Jeanette Mundt
Anton Kern Gallery is pleased to announce Jeanette Mundt at WINDOW, the first solo exhibition of the New York based artist’s work with the gallery. Mundt’s omnivorous painting practice draws from a wide range of sources: popular film and television, personal photographs, and the art historical canon. At the Kern WINDOW space, Paul Cézanne’s A Modern Olympia (c. 1873–74) is her key reference point. Known for her nuanced examinations of the body and self-portraiture, Mundt engages with Cézanne’s figure as a site for painterly and conceptual reimagining. Across WINDOW’s two street-facing vitrines, the figure is evoked, but not through likeness. Olympia appears through repeated, fractured gestures, never fully surfacing. She hovers just at the threshold of recognition, emerging briefly before dissolving into a mercurial field of colors, marks, and movements.
Materiality and surface are central to Mundt’s process. Thick layers of romantic-hued pigments collide into one another (a sensibility that recalls the work of Joan Mitchell); passages of color are smeared, scraped, or pulled apart; and lifting and abrasion create a charged interplay between control and chance. In developing the Olympia works, Mundt was drawn to the surface of Sam Gilliam’s Whirlirama (collection of the Metropolitan Museum of Art), especially the traces left behind when plastic sheeting pressed onto wet paint was applied then peeled off the canvas. This method exposes, moves and changes the forms of both wet and already partially dried paint.
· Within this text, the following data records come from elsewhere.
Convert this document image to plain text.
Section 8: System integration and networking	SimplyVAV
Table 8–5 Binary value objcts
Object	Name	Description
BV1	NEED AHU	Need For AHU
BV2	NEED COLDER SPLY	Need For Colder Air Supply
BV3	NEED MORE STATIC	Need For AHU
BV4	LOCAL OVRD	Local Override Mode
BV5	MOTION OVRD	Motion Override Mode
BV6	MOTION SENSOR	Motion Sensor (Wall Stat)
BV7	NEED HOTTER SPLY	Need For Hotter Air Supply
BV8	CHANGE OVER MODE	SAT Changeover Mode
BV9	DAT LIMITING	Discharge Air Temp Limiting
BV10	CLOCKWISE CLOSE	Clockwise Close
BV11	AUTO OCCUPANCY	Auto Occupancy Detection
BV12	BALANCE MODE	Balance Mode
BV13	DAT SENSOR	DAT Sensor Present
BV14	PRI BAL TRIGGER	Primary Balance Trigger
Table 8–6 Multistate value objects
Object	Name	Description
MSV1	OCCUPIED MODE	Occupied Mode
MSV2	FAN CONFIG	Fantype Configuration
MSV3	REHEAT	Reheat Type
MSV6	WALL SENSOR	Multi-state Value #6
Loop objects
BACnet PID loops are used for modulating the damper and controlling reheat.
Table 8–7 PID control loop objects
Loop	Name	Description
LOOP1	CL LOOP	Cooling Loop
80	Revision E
Moving between multiple canvases at once in her DUMBO studio, Mundt creates a dispersed but connected network of Olympias. This concurrent mode of working allows for doublings, slippages, and echos, as very similar but not quite identical iterations of the figure surface across the series. A single painting might contain two versions of the same form, while a group of other canvases might register shared impressions. The Olympia, whether appearing, disappearing, or returning is always made by Mundt’s layered choreography of transfer, pressure, and redirection. The very-wet oil surface she enjoys working in is perfect for recording these moments of touch and abrasion.